Tesla said to be working on self-driving tech for electric semi truck

Tesla is working on self-driving technology specifically tied to its forthcoming electric semi-truck plans, according to a Reuters report. The tech would allow the transport trucks to move in convoy formation with a lead vehicle providing guidance for autonomous follow trucks, according to emails discovered by Reuters in which Tesla discusses the work with the Nevada DMV.

Tesla is also set to meet with the California DMV to discuss autonomous trucking technology, according to comments made by that organization to Reuters. Tesla has already confirmed that it is working on an all-electric semi truck, set to be revealed in more detail at a planned event teased by Elon Musk to take place in September.

This is relatively familiar territory for any company making serious investment in self-driving tech: Uber acquired Otto, a company founded by former Google self-driving car team members dedicated to autonomous trucking, and it continues that work under its Advanced Technologies Group. Waymo, the Alphabet company created from the Google self-driving car project, has also recently revealed that it’s also in the early stages of creating autonomous truck tech.

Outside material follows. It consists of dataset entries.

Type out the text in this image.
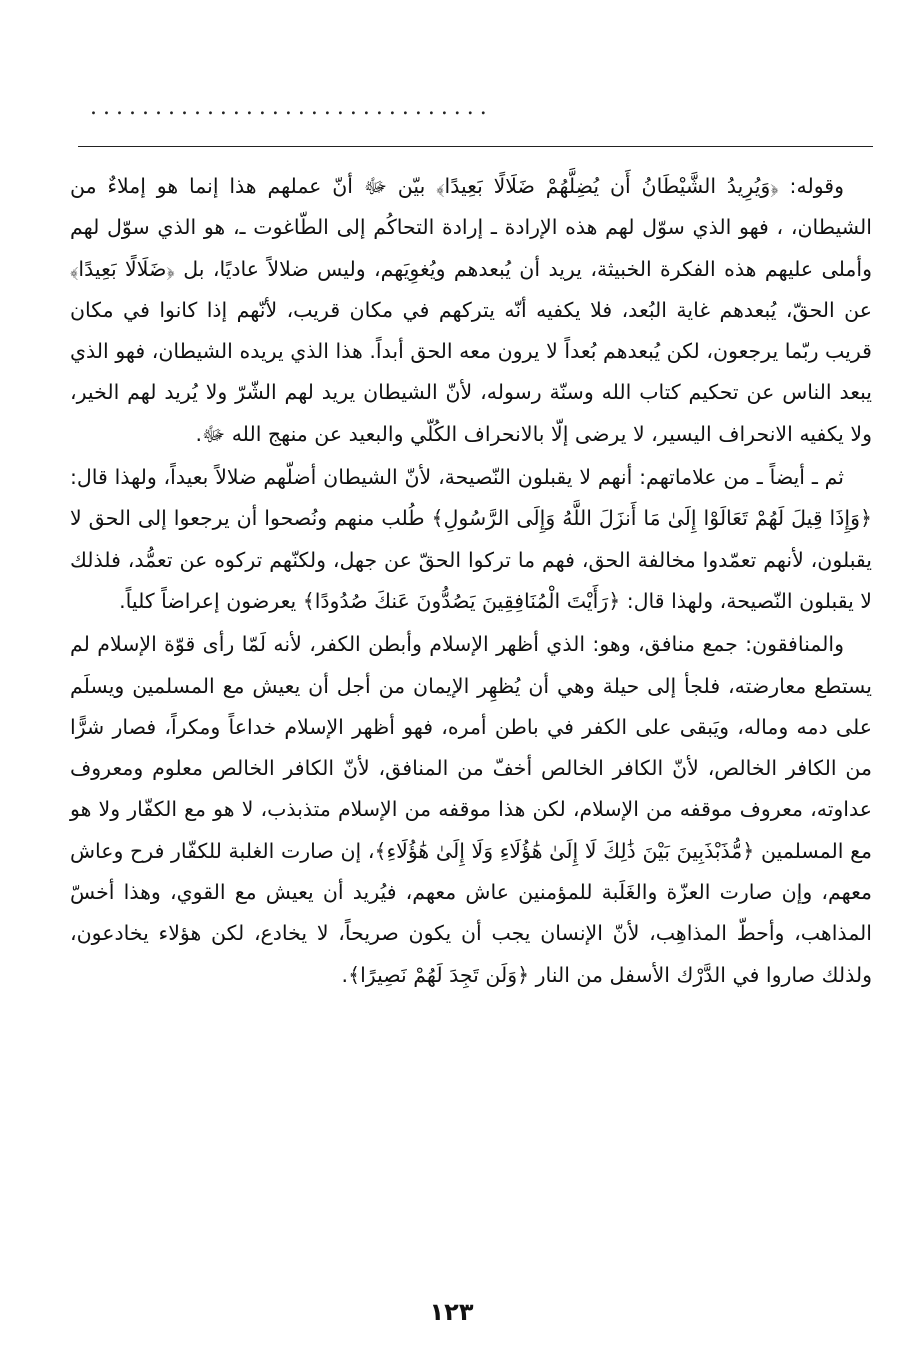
...............................

وقوله: ﴿وَيُرِيدُ الشَّيْطَانُ أَن يُضِلَّهُمْ ضَلَالًا بَعِيدًا﴾ بيّن ﷻ أنّ عملهم هذا إنما هو إملاءٌ من الشيطان، ، فهو الذي سوّل لهم هذه الإرادة ـ إرادة التحاكُم إلى الطّاغوت ـ، هو الذي سوّل لهم وأملى عليهم هذه الفكرة الخبيثة، يريد أن يُبعدهم ويُغوِيَهم، وليس ضلالاً عاديًا، بل ﴿ضَلَالًا بَعِيدًا﴾ عن الحقّ، يُبعدهم غاية البُعد، فلا يكفيه أنّه يتركهم في مكان قريب، لأنّهم إذا كانوا في مكان قريب ربّما يرجعون، لكن يُبعدهم بُعداً لا يرون معه الحق أبداً. هذا الذي يريده الشيطان، فهو الذي يبعد الناس عن تحكيم كتاب الله وسنّة رسوله، لأنّ الشيطان يريد لهم الشّرّ ولا يُريد لهم الخير، ولا يكفيه الانحراف اليسير، لا يرضى إلّا بالانحراف الكُلّي والبعيد عن منهج الله ﷻ.

ثم ـ أيضاً ـ من علاماتهم: أنهم لا يقبلون النّصيحة، لأنّ الشيطان أضلّهم ضلالاً بعيداً، ولهذا قال: ﴿وَإِذَا قِيلَ لَهُمْ تَعَالَوْا إِلَىٰ مَا أَنزَلَ اللَّهُ وَإِلَى الرَّسُولِ﴾ طُلب منهم ونُصحوا أن يرجعوا إلى الحق لا يقبلون، لأنهم تعمّدوا مخالفة الحق، فهم ما تركوا الحقّ عن جهل، ولكنّهم تركوه عن تعمُّد، فلذلك لا يقبلون النّصيحة، ولهذا قال: ﴿رَأَيْتَ الْمُنَافِقِينَ يَصُدُّونَ عَنكَ صُدُودًا﴾ يعرضون إعراضاً كلياً.

والمنافقون: جمع منافق، وهو: الذي أظهر الإسلام وأبطن الكفر، لأنه لَمّا رأى قوّة الإسلام لم يستطع معارضته، فلجأ إلى حيلة وهي أن يُظهِر الإيمان من أجل أن يعيش مع المسلمين ويسلَم على دمه وماله، ويَبقى على الكفر في باطن أمره، فهو أظهر الإسلام خداعاً ومكراً، فصار شرًّا من الكافر الخالص، لأنّ الكافر الخالص أخفّ من المنافق، لأنّ الكافر الخالص معلوم ومعروف عداوته، معروف موقفه من الإسلام، لكن هذا موقفه من الإسلام متذبذب، لا هو مع الكفّار ولا هو مع المسلمين ﴿مُّذَبْذَبِينَ بَيْنَ ذَٰلِكَ لَا إِلَىٰ هَٰؤُلَاءِ وَلَا إِلَىٰ هَٰؤُلَاءِ﴾، إن صارت الغلبة للكفّار فرح وعاش معهم، وإن صارت العزّة والغَلَبة للمؤمنين عاش معهم، فيُريد أن يعيش مع القوي، وهذا أخسّ المذاهب، وأحطّ المذاهِب، لأنّ الإنسان يجب أن يكون صريحاً، لا يخادع، لكن هؤلاء يخادعون، ولذلك صاروا في الدَّرْك الأسفل من النار ﴿وَلَن تَجِدَ لَهُمْ نَصِيرًا﴾.

١٢٣
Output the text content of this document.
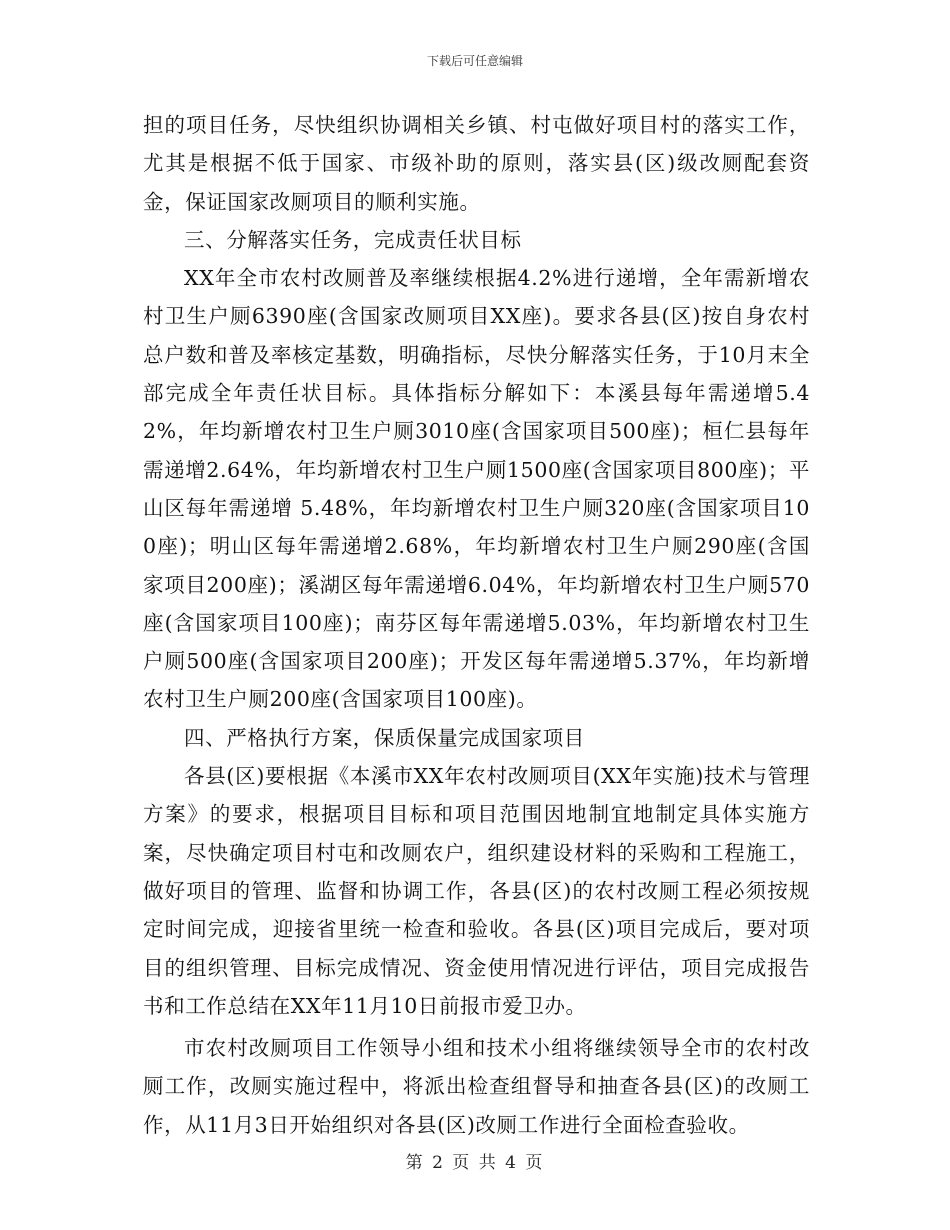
下载后可任意编辑

担的项目任务，尽快组织协调相关乡镇、村屯做好项目村的落实工作，尤其是根据不低于国家、市级补助的原则，落实县(区)级改厕配套资金，保证国家改厕项目的顺利实施。

三、分解落实任务，完成责任状目标

XX年全市农村改厕普及率继续根据4.2%进行递增，全年需新增农村卫生户厕6390座(含国家改厕项目XX座)。要求各县(区)按自身农村总户数和普及率核定基数，明确指标，尽快分解落实任务，于10月末全部完成全年责任状目标。具体指标分解如下：本溪县每年需递增5.42%，年均新增农村卫生户厕3010座(含国家项目500座)；桓仁县每年需递增2.64%，年均新增农村卫生户厕1500座(含国家项目800座)；平山区每年需递增 5.48%，年均新增农村卫生户厕320座(含国家项目100座)；明山区每年需递增2.68%，年均新增农村卫生户厕290座(含国家项目200座)；溪湖区每年需递增6.04%，年均新增农村卫生户厕570座(含国家项目100座)；南芬区每年需递增5.03%，年均新增农村卫生户厕500座(含国家项目200座)；开发区每年需递增5.37%，年均新增农村卫生户厕200座(含国家项目100座)。

四、严格执行方案，保质保量完成国家项目

各县(区)要根据《本溪市XX年农村改厕项目(XX年实施)技术与管理方案》的要求，根据项目目标和项目范围因地制宜地制定具体实施方案，尽快确定项目村屯和改厕农户，组织建设材料的采购和工程施工，做好项目的管理、监督和协调工作，各县(区)的农村改厕工程必须按规定时间完成，迎接省里统一检查和验收。各县(区)项目完成后，要对项目的组织管理、目标完成情况、资金使用情况进行评估，项目完成报告书和工作总结在XX年11月10日前报市爱卫办。

市农村改厕项目工作领导小组和技术小组将继续领导全市的农村改厕工作，改厕实施过程中，将派出检查组督导和抽查各县(区)的改厕工作，从11月3日开始组织对各县(区)改厕工作进行全面检查验收。

第 2 页 共 4 页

While neither Tesla nor Elon Musk has mentioned autonomy in relation to their electric transport truck plans, the automaker’s CEO has discussed potential surprises to be revealed alongside the big rig this fall. It’s also been working a lot on Autopilot improvements, something Musk said during his most recent Tesla earnings call that he himself spends a lot of time on.

Platooning could mean that the autonomy requirements aren’t much more technically advanced that those found in current Autopilot systems for consumer Tesla vehicles. A lead vehicle with a human driver could be used, with autonomous follow vehicles that cut down on the total need for driver and increase overall efficiency.

Tesla reportedly wanted to meet with Nevada to discuss testing of two prototype trucks, so it sounds like the project is quite far along. The automaker hasn’t het applied for a license to test the vehicles, however, so that could be coming later, once the trucks themselves are a known quantity revealed to the public.